At 1512 on 7 April 1943, while covering the LST-449 through Lengo Channel, the destroyer’s lookouts spotted three enemy planes coming out of the sun. Her gunners opened fire, but a minute later, three more dive bombers were heading for the ship. Surging ahead at flank speed, the AARON WARD opened fire with her 20-mm and 40-mm guns and her 5-inch battery. Bombs from the first three planes struck on or near the ship. The mining effect of the near-misses rocked her violently, seeming to lift the AARON WARD out of the water. The first tore holes in her side rapidly flooding the forward fireroom; the second struck the engine room causing a loss of all electrical power on the 5-inch and 40-mm mounts. Shifting to local control, the gunners kept up their fire. A third bomb splashed close aboard, holing her port side near the after engine room. Having lost power to her rudder, the ship circled helplessly as the second trio of dive bombers attacked, achieving two very near misses.

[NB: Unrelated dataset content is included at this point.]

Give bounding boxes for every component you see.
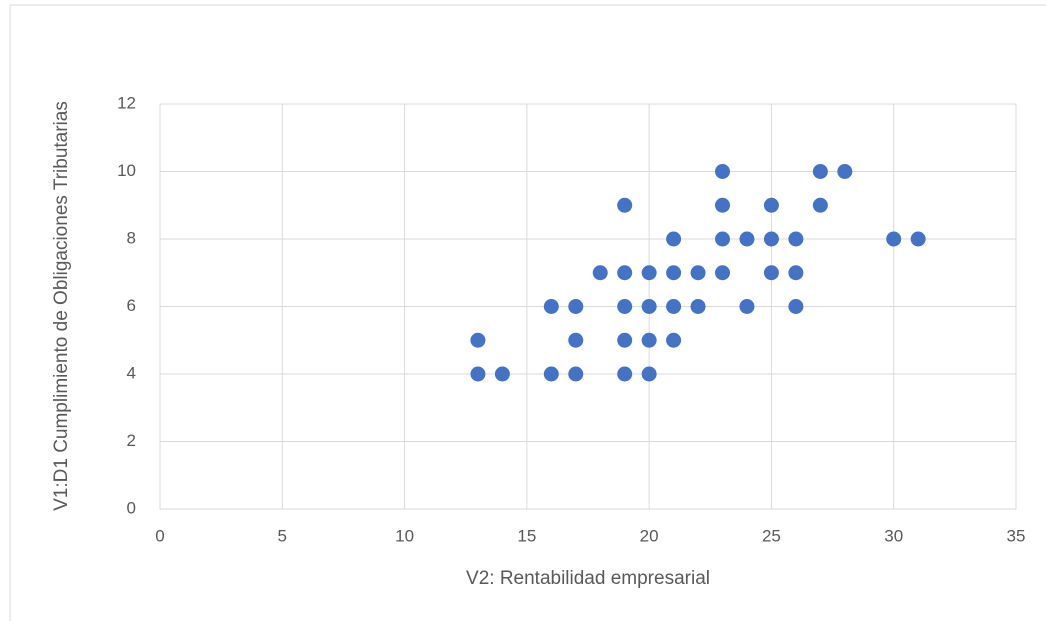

Despite the determined efforts of her crew and the assistance of the tugs ORTOLAN (ASR-5) and VIREO (ATO-144), the destroyer developed an increasing list to starboard, and by 2115 the battle to save the WARD clearly was being lost. At 2135, after a failed attempt to beach her on a Florida Island shoal, her after bulkheads gave way, and the ship began sinking stern-first. Her bow was not quite vertical, looming over the ORTOLAN’s fo’c’sle, when the tugs cut their tow lines and got clear. In her final seconds, the AARON WARD straightened and then, plummeted to the bottom forty fathoms below. Twenty-seven of her crew died that day; fifty-nine were wounded.